Methods: We analyzed 183 patients with acute myocardial infarction who underwent troponin sampling at multiple time points (0-48hours) and T2* cardiac MRI to quantify IMH volume. Troponin kinetics features were derived from the time series (Figure 1). Illustrative examples of troponin kinetics features alongside late gadolinium enhancement and T2* images of two patients with and without IMH are shown (Figure 2). Relationships between troponin kinetics features and IMH volume are presented (Figure 3), highlighting which metrics increase monotonically with IMH burden and which show non‑linear trends. 5-fold cross‑validation is used to assess the ability of a random‑forest classifier [3] to predict IMH volume size categories of low(< 1 %), medium(1–9 %), high( >9 %) from troponin kinetics features.

Results: Early troponin exposure was the strongest correlate of IMH volume. The 12–24‑h AUC and 0–12‑h AUC displayed the highest positive correlations with IMH volume (R≈0.62 and R≈0.61), followed by peak troponin value (R≈0.57) and maximum rise slope (R≈0.50). Later AUC (24–48 h), ratio of the 1‑h value to peak, log decay rate and 10–90 % rise time showed weaker or U‑shaped associations. A tuned random‑forest classifier trained to predict IMH volume size categories attained a 5-fold cross‑validation mean accuracy of 74.3 %.

Conclusion: Previous work demonstrated that elevated troponin levels can predict the occurrence of IMH after reperfused myocardial infarction. In this study, we investigated the ability of troponin kinetics features to predict IMH volume percentage. We found that early troponin exposure and peak values correlate with IMH volume and hold predictive value of its size. Our findings suggest that detailed troponin kinetics may aid risk stratification beyond simple peak or single‑time‑point measurements and could complement imaging‑based assessments to identify patients at risk for significant intramyocardial hemorrhage.
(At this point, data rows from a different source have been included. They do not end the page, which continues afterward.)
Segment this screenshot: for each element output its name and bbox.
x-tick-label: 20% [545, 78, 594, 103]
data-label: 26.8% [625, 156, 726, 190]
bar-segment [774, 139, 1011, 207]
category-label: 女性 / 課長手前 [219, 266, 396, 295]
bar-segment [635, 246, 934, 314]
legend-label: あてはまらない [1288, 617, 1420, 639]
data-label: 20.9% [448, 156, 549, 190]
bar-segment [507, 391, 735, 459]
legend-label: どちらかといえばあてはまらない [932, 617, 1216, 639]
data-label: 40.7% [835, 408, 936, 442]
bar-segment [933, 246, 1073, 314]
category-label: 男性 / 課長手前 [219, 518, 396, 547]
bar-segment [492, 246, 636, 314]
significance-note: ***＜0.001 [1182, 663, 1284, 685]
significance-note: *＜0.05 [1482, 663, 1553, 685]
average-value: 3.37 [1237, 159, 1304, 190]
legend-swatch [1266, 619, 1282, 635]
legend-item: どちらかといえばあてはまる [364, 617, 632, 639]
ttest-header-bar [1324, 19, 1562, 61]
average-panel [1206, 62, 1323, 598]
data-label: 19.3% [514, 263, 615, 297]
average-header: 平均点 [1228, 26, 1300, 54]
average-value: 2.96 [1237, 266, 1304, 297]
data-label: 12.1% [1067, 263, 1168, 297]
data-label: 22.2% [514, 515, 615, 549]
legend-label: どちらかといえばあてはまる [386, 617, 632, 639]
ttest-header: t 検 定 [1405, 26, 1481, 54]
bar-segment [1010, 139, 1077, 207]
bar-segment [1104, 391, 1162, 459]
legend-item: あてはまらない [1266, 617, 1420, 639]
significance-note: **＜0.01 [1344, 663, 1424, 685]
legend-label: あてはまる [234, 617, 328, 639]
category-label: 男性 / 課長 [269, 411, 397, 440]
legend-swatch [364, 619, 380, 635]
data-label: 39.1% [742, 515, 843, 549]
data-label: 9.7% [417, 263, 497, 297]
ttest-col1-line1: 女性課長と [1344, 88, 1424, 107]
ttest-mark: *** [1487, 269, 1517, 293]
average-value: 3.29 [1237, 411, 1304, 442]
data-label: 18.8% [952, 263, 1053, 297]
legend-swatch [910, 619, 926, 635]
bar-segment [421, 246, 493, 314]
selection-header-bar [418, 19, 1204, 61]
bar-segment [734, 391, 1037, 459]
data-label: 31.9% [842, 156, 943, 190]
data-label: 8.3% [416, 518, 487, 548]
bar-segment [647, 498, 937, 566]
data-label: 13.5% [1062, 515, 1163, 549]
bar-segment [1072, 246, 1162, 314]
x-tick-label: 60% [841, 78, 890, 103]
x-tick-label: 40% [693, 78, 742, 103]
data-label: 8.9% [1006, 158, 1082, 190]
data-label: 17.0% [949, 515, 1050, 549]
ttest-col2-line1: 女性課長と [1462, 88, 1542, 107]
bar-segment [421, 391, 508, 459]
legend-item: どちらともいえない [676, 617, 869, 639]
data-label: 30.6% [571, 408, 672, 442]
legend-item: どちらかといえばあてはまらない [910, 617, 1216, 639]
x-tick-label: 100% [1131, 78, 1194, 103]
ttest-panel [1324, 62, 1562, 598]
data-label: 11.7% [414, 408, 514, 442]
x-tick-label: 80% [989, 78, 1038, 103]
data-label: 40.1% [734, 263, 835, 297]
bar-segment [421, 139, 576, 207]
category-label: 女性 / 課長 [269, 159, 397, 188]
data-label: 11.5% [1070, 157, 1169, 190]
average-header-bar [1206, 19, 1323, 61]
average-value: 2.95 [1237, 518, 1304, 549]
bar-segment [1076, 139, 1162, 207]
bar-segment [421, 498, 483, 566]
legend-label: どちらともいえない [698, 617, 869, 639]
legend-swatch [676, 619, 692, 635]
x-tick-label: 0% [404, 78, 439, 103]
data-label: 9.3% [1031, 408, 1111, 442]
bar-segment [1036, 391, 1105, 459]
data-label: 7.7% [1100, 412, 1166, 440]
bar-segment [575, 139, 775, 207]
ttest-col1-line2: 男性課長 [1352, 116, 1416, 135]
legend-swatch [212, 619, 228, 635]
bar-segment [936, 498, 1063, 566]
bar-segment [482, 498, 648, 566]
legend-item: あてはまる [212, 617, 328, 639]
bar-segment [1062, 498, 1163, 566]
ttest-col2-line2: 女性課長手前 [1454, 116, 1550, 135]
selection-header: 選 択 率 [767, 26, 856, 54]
Figure 1. Troponin kinetics feature maps. Example troponin time series (blue curve) with annotated features used in the study, including Peak value, time-to-peak, rise 10–90% duration and max rise slope, and AUC 0–12 h, AUC 12–24 h, and AUC 24–48, and the 1 h/peak ratio and post-peak log-linear decay rate.
Figure 2. Illustrative examples. This figure shows two illustrative examples of patients with negative (-) and positive (+) IMH post-PCI outcomes. Left Column: Troponin kinetics feature maps. Middle columns: short-axis CMR at 48–72 h—LGE and T2*. Top row (IMH −Ve): no hypointense myocardial region on T2*. Bottom row (IMH +Ve): hypointense region (arrowheads) consistent with intramyocardial hemorrhage (IMH Volume: 11%).
Figure 3. Relationship between troponin kinetics and intra myocardial hemorrhage (IMH) volume. Early troponin exposure is most informative: AUC of 12–24 h (R ≈ 0.62) and AUC of 0–12 h (R ≈ 0.61) show the strongest positive correlations with hemorrhage volume, followed by peak troponin (R≈ 0.57) and the maximum rise slope (R ≈ 0.50). Late exposure (AUC of 24–48 h) has a weaker association (R ≈ 0.19). By contrast, time to peak (R ≈ –0.10), the ratio of the 1 h value to peak (R ≈ –0.04), the log decay rate (R ≈ –0.18) and the 10–90 % rise time (R ≈ –0.10) exhibit weak negative correlations and show non linear trends. The panels collectively highlight that larger IMH volumes are accompanied by higher and more sustained troponin release, whereas timing related metrics change only modestly or in complex ways.